What’s the difference between a hippo and a Zippo? – One is really heavy, and the other is a little lighter.
What’s the difference between a blonde and a masqueto? A masqueto stops sucking when you slap it
Whats the difference between a rooster and a prostitute? The rooster says… cock a doodle doo The prostitute says… any cock will do
whats the difference between my thighs and my eyebrows? nothing i slit both of them
What’s the difference between Dark humor and Morbid humor? Dark humon is 10 babies in 1 trash can and Morbid humor is 1 baby in 10 trash cans What’s the difference between a pizza and a baby? A pizza dosent scream in the oven.

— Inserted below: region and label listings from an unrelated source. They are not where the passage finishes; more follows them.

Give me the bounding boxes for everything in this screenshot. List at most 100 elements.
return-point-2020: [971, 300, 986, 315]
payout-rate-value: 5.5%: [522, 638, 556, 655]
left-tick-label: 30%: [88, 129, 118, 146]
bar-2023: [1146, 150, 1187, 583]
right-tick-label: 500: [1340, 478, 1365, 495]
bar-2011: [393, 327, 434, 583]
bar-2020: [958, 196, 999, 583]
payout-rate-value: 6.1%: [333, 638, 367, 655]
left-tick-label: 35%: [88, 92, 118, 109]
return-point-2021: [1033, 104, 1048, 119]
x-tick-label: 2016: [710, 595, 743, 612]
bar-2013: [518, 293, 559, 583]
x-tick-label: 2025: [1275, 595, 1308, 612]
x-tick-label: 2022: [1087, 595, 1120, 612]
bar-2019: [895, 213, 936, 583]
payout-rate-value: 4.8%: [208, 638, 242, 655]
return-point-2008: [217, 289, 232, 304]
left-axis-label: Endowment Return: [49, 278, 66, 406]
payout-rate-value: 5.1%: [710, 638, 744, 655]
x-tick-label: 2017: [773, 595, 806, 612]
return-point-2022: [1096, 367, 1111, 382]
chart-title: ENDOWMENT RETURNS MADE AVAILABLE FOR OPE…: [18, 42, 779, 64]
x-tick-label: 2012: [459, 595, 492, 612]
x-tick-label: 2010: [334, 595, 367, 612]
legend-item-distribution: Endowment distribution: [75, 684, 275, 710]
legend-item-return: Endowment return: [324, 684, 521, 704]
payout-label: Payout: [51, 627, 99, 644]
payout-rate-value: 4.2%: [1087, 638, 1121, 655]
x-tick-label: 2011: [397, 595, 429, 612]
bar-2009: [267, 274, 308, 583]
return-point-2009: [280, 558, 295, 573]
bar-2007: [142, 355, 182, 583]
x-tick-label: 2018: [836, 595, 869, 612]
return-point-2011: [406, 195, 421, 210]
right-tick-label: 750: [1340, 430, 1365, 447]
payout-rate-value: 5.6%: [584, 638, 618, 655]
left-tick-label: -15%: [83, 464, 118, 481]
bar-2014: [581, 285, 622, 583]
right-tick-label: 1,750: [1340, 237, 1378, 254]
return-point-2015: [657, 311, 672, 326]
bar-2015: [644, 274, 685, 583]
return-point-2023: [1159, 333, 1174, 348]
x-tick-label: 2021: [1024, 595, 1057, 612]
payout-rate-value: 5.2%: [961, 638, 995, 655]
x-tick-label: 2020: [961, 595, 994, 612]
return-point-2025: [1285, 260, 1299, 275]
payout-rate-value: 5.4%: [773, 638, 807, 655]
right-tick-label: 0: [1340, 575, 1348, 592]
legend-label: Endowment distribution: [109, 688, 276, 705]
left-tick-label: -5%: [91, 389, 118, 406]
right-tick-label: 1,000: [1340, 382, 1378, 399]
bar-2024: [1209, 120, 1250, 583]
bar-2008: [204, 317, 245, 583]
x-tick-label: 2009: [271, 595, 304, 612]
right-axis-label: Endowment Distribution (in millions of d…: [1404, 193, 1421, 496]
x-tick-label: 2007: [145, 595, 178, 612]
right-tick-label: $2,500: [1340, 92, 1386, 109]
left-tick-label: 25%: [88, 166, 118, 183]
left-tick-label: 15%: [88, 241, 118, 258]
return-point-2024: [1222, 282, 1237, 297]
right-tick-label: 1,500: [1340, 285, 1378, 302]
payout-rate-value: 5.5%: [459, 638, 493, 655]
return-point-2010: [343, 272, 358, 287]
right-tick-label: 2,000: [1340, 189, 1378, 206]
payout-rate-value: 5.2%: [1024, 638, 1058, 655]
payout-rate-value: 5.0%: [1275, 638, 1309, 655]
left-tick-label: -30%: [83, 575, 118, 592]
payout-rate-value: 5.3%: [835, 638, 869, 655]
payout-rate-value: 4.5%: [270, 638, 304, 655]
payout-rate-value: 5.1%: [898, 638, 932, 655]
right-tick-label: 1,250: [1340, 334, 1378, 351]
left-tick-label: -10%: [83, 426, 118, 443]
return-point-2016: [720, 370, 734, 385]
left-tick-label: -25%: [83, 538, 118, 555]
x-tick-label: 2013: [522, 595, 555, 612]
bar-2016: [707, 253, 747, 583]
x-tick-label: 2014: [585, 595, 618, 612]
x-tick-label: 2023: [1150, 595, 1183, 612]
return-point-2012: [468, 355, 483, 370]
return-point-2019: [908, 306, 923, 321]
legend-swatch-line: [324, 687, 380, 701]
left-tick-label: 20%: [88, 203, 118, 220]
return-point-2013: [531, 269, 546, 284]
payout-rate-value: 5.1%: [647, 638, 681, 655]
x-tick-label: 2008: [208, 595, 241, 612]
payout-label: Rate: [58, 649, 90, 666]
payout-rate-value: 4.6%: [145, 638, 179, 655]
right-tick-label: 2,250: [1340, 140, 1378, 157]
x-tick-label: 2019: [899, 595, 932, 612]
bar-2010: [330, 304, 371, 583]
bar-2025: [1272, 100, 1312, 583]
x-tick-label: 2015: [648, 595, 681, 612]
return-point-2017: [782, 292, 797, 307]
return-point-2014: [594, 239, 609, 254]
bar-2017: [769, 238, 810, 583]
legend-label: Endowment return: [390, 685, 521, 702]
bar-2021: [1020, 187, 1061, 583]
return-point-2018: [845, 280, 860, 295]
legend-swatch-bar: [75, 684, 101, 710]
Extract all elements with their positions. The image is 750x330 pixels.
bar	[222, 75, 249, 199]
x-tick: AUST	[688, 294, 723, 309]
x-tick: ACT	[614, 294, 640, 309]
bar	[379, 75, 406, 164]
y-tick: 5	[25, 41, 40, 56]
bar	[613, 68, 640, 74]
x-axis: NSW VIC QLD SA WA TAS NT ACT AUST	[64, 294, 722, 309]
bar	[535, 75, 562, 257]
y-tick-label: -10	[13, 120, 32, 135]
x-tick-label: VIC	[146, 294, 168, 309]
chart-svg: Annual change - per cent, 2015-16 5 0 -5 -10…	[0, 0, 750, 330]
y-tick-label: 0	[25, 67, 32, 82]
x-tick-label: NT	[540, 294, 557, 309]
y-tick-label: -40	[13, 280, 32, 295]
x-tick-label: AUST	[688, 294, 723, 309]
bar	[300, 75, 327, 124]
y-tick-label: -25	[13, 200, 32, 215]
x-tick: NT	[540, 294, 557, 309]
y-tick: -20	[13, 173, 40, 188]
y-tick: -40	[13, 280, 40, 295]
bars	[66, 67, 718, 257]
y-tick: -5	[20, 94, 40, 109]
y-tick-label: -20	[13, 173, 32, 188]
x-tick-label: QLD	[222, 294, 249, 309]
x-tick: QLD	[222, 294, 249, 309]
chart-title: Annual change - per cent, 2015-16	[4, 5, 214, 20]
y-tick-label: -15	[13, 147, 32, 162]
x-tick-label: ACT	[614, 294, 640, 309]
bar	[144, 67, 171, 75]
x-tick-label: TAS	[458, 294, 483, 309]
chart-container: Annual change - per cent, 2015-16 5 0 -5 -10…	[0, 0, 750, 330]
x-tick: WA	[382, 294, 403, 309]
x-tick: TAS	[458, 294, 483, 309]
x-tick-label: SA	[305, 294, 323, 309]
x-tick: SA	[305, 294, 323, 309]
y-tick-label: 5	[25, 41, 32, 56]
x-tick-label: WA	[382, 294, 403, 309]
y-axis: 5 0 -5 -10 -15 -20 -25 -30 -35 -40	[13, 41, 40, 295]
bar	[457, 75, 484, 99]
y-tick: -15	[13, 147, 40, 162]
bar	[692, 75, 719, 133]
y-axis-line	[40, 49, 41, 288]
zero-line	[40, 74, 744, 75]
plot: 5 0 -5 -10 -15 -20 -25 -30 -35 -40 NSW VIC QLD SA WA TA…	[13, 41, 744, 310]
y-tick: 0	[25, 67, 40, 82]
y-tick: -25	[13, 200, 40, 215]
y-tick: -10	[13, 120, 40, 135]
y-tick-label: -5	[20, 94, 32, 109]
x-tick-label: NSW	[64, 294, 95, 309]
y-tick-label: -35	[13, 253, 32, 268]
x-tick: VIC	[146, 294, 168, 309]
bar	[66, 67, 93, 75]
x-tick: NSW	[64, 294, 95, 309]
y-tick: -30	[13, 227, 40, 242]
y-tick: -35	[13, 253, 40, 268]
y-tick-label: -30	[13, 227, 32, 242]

What’s the difference between a hamster and a cigarette? They’re both harmless until you stick them in your mouth and light them on fire
whats the difference between an in-law and an out-law… an out-law is wanted.
What’s the difference between a Catholic Priest and a pedophile? One is Catholic
What is the difference between beer nuts and deer nuts? Well beer nuts are 49 cents but deer nuts are just under a buck. (If you don’t understand the genders of deer you won’t understand it.)
what’s the difference between a shooter and a bullied autistic kid Depends who’s shooting What is the difference between an orphan and a apple? Well at least one gets picked
%%whats the difference between my dad and cancer cancer dosent leave you
What’s the difference between oral sex and anal sex? Oral sex will make your whole day. Anal sex will make your hole weak.
What is the difference between a baby and a trampoline? I take off my boots when I jump on a trampoline.
What’s the difference between Stephen Hawking and the computer he’s hooked up to? – The computer runs.
what’s the difference between eggs,and you?eggs get laid,you don’t.